Por supuesto, nuestro autor sabe perfectamente que se limitará a desenterrar las vivencias y percepciones de una élite no necesariamente característica, la de los intelectuales y escritores, lo que no ocurriría si, en cambio, se hubiera propuesto estudiar la movilidad social del periodo en términos cuantitativos o empleara fuentes de otro tipo, por ejemplo, registros civiles e inmobiliarios, periódicos, etc. Sin embargo, ciertos comportamientos sociales, especialmente los que son vergonzosos o contrarios a los usos establecidos, no aparecen fácilmente en un material, si se quiere, “objetivo”, y en cambio son mucho más evidentes en obras de ficción que pretenden ser realistas. Así observados, estos comportamientos pueden permitir inferir la situación de una clase, los cambios advenidos en esta situación y las relaciones entre esta clase y las otras, en especial las relaciones más escondidas, es decir, las simbólicas y las sexuales.
Un requisito para seguir la operación que realiza Salvador Romero es tomar en cuenta la característica originaria de la sociedad boliviana: su jerarquización en estamentos divididos por razones étnicas y profesionales, con los criollos que se ocupaban de la política y los grandes negocios, arriba, los mestizos que se dedicaban al comercio y la artesanía, al medio, y los indios, abajo. Esta formación inicial de la sociedad determinaría hasta fines del siglo XIX un relacionamiento entre grupos y personas, que en ocasiones sería paternalista, en otras, discriminador, y, en general, prejuicioso y sobre la base de estereotipos. Los bolivianos aparecieron en la historia como relativamente iguales en la teoría política y jurídica, pero profundamente desiguales en la mentalidad, en la observación y reflexión sobre sí mismos, y en las prácticas cotidianas. Esta contradicción indica la coexistencia de dos estructuras históricas distintas en un mismo lapso: la estructura estamental, que mandaba en la cotidianeidad y los sentimientos, y la liberal, que modelaba la racionalidad política y técnica.

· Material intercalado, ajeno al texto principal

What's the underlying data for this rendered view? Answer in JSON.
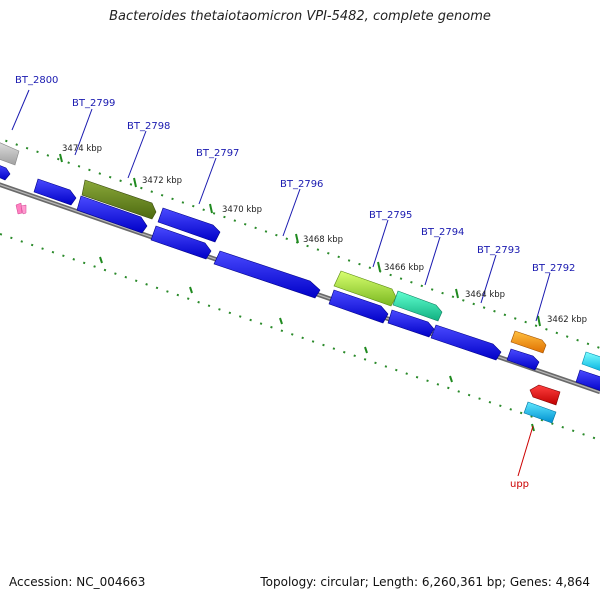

Sin embargo, los estamentos bolivianos nunca fueron compartimientos estancos con fronteras imposibles de traspasar. La aparición, primero, y luego el crecimiento del estamento mestizo o cholo a lo largo del siglo XIX lo prueban fehacientemente. Las relaciones sexuales de grado o fuerza entre españoles o criollos varones y mujeres indígenas, fueron comunes durante la Colonia. Tan subrepticios como éstas, pero más generalizados, los intercambios culturales fueron constantes y modelaron una nueva identidad que ya no sería ni española ni indígena, sino algo distinto y al mismo tiempo fiel a ambos orígenes. En el punto de intersección y, por tanto, en el punto de mayor densidad sincrética, se generó lo “cholo”, palabra que no sólo designa un determinado elemento poblacional, sino mucho más que eso: una forma de ser y hacer, de socializar, de organizarse políticamente, una forma de vida y de expresión artística, y, si se quiere, un estilo. Lo “cholo” se constituiría en el núcleo de la identidad boliviana, transformándose, sin embargo, por su nacimiento espurio, clandestino, en un núcleo inseguro, habituado a negarse a sí mismo y pretender ser otra cosa, mirando con envidia a los europeos o a los indios, con los que procuraría confundirse. Si bien lo “cholo” es lo que define a los bolivianos, debido al racismo prevaleciente, los define en contra de sí mismos. Muchos de nuestros complejos surgen de aquí.